Robotic Surgery is the Future of Medicine

Medical technology is getting weirder by the day. But I mean that in a good way. Take the iKnife for example. It’s a surgical knife that actually vaporizes tissue, and then analyzes the smoke that comes out so that a surgeon can know if she’s cutting into cancerous cells, or healthy margins. Or what about mechanical leeches? They pretty much do what medicinal leeches do, only with less chance of a bacterial infection and a lot less…writhing.

There’s only so much improvement you can do to a tool before you eventually have to turn your attention to the hand that holds that tool. And that’s where robotic surgery comes in. So do you remember the autonomous surgery pod in Ridley Scott’s Prometheus? How far away are we from something like that? Well, not as far away as you might think.

You see, robotic surgery and computer-assisted medicine are already doing amazing things right now. And the potential for what they could do in the future could change medicine forever! One of the most common surgical robots is the da Vinci line. Da Vinci is focused on translating a surgeon’s control movements into direct action upon a patient. So every time a human moves, the robot moves. Unless of course a T-Rex happens to be walking by, in which case the robot actually filters out any of those little hand tremors. So that way you get pure control. No error.

Another advantage of robot surgeons is the chance for telesurgery. So lets assume that you’re some sort of futuristic penguin research scientist and you’re on assignment off the coast of Antarctica, when suddenly you need an appendectomy. But your ship is completely trapped by ice and your ship’s surgeon has been, I don’t know, kidnapped by ice pirates or something. What do you do? Well essentially you Skype it in. A surgeon on the mainland sits down at a terminal and supervises robotically assisted telesurgery via satellite uplink.

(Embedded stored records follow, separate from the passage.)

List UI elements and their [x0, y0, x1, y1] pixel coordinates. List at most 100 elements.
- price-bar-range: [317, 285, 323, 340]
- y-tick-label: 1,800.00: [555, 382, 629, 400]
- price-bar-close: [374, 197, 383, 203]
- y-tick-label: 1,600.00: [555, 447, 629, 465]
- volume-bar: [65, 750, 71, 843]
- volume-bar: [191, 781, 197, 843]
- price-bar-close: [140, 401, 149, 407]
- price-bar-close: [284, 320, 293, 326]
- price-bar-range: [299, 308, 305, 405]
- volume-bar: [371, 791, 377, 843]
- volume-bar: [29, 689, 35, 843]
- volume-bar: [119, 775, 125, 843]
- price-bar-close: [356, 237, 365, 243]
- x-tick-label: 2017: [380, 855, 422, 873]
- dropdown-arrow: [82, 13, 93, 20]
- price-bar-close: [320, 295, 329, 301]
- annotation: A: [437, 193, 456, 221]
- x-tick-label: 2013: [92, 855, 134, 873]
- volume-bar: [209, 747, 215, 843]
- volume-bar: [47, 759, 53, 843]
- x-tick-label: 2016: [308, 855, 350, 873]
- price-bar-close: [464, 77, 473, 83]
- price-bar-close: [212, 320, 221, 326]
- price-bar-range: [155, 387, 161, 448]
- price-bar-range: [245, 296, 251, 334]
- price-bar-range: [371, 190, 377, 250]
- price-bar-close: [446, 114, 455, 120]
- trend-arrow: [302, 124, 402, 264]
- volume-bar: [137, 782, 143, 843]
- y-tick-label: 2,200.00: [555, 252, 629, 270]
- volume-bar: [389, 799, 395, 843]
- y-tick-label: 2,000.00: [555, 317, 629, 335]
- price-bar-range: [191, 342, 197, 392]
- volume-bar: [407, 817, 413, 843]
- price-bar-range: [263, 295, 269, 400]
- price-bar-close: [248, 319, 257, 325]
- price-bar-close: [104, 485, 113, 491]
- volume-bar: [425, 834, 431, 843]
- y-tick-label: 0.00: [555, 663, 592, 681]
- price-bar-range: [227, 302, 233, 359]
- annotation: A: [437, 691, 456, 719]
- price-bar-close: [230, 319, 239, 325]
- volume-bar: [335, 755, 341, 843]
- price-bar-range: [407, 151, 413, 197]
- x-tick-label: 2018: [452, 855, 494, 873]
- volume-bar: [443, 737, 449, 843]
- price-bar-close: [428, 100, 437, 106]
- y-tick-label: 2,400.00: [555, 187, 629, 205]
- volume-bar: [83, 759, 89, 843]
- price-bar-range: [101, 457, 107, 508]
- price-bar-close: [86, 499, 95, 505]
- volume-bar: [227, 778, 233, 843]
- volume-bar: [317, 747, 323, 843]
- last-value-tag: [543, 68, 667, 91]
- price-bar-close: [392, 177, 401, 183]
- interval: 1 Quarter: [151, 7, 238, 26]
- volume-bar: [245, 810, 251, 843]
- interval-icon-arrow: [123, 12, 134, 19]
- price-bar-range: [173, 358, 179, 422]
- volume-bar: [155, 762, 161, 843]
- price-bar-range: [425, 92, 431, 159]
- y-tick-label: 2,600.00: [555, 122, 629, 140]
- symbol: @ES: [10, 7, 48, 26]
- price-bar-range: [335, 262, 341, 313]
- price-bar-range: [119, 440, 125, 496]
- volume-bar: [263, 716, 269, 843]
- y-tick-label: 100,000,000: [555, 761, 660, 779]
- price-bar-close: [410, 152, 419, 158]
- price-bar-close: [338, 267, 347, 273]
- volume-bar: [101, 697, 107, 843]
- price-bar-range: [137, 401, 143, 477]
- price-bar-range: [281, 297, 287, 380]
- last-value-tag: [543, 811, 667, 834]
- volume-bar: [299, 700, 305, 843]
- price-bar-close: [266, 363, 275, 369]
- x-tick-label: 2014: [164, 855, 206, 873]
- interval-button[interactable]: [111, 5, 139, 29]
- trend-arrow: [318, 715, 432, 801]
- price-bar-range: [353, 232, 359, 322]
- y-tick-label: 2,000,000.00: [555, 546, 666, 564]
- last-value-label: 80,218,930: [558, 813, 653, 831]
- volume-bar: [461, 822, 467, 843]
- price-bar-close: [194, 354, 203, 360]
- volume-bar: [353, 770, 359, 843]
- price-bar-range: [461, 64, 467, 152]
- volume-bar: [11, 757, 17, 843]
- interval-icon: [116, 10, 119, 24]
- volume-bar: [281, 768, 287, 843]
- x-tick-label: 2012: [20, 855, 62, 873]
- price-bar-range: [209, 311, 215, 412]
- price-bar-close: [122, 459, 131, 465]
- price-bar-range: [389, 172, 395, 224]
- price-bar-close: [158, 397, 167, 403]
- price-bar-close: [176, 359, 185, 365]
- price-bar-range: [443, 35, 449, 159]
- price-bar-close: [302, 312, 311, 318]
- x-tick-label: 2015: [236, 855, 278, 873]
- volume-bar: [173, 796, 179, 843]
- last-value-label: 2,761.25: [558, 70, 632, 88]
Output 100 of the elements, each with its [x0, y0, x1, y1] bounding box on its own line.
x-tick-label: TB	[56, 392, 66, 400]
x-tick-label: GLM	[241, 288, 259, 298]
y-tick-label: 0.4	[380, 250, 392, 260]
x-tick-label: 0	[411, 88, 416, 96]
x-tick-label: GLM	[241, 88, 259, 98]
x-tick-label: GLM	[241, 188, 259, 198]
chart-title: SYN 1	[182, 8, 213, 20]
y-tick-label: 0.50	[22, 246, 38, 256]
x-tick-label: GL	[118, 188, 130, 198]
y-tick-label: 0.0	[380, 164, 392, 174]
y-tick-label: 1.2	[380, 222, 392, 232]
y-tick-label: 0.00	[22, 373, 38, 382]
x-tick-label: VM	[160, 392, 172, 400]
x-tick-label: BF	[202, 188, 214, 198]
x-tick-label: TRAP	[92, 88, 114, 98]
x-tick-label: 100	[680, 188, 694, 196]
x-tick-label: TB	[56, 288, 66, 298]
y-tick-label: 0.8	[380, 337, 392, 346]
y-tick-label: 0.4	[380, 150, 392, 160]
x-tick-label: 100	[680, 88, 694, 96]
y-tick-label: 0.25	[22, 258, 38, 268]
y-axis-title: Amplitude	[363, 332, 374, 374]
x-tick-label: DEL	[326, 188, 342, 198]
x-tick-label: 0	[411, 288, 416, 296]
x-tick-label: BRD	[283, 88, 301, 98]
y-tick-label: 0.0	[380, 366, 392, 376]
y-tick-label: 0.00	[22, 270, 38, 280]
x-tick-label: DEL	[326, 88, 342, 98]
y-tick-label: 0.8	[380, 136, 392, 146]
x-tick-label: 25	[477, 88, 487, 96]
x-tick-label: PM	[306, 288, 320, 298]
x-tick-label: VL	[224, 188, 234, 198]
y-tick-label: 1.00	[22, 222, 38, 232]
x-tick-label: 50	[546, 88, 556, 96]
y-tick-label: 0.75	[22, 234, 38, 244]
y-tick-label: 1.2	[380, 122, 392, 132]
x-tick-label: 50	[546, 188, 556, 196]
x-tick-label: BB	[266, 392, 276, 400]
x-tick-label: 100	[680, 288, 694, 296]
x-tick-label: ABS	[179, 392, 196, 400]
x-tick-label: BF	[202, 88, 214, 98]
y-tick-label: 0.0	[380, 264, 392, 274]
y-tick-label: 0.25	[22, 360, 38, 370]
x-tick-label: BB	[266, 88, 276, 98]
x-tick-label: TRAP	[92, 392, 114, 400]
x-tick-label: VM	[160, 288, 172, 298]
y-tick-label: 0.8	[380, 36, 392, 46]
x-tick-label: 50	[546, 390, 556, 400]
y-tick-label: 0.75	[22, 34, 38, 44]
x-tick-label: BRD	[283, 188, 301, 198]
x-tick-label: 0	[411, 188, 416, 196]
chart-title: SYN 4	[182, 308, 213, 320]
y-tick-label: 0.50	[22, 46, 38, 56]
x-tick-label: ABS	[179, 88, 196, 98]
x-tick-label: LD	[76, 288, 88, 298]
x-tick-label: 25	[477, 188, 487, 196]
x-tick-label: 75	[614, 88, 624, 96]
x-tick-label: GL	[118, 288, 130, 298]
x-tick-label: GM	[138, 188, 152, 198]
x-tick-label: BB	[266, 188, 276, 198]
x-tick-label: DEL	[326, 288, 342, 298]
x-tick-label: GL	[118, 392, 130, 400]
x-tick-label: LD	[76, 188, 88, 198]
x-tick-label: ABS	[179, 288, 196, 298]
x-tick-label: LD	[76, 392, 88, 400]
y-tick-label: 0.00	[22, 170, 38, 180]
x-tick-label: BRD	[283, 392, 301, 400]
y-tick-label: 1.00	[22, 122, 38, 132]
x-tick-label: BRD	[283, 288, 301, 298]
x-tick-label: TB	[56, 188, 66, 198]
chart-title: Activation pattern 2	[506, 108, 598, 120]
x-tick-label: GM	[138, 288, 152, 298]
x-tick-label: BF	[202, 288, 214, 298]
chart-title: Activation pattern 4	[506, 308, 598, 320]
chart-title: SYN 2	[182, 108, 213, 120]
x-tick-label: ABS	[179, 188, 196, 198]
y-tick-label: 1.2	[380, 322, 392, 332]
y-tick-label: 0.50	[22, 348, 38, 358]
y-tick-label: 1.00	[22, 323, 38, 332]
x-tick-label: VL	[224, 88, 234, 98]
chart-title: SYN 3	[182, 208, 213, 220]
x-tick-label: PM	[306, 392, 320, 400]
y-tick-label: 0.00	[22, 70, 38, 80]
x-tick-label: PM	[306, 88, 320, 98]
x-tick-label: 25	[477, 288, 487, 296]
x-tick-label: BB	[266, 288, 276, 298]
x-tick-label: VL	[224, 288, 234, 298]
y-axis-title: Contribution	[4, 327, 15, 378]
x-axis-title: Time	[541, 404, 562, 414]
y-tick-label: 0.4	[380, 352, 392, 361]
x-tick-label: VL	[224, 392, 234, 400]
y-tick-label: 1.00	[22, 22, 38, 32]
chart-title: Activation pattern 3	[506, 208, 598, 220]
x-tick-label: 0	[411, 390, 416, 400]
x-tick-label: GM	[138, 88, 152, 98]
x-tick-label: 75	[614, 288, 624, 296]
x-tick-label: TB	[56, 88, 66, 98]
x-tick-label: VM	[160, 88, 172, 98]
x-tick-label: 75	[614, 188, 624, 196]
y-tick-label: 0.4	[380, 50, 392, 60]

Another advantage is minimally invasive procedures. Now see traditional open surgery can leave big scars, they can take a long time to heal, and there’s a lot of pain involved in recovery. But what if instead of making a four inch incision in your stomach, we were able to do the same procedure using instruments put through little half-inch holes. Now human doctors have been doing minimally invasive procedures for years, but honestly there’s only so much human hands can do through these tiny holes in your skin. But robotic precision means those incisions have gotten smaller and smaller over time. And if we continue through this miniaturization rabbit hole, who knows? Maybe one day there’ll be barely a notion of what an in-patient procedure is.

Now the future for robotic surgery is wide open. Just take a look at what people have created with the Raven line. This is an open-source robotic surgeon and, sure, it looks like a couple of mechanical spider arms, but the important thing here is research. You see it creates a common platform for people to do experiments which will determine the future of robotic surgery.

But beyond all that, instead of just talking about robotic assisted surgeries, lets talk about their full potential. We’re talking autonomous robot surgeons. With machine learning, a robot surgeon could potentially study all the information from successful procedures in the past and apply that to learn how to do those procedures in the future. And if they prove to be as good or better than human surgeons, maybe we wouldn’t even go to hospitals to have surgery. Instead if you expected to have a surgery, you might buy a robot surgeon for the home, or for the office, or for the spacecraft.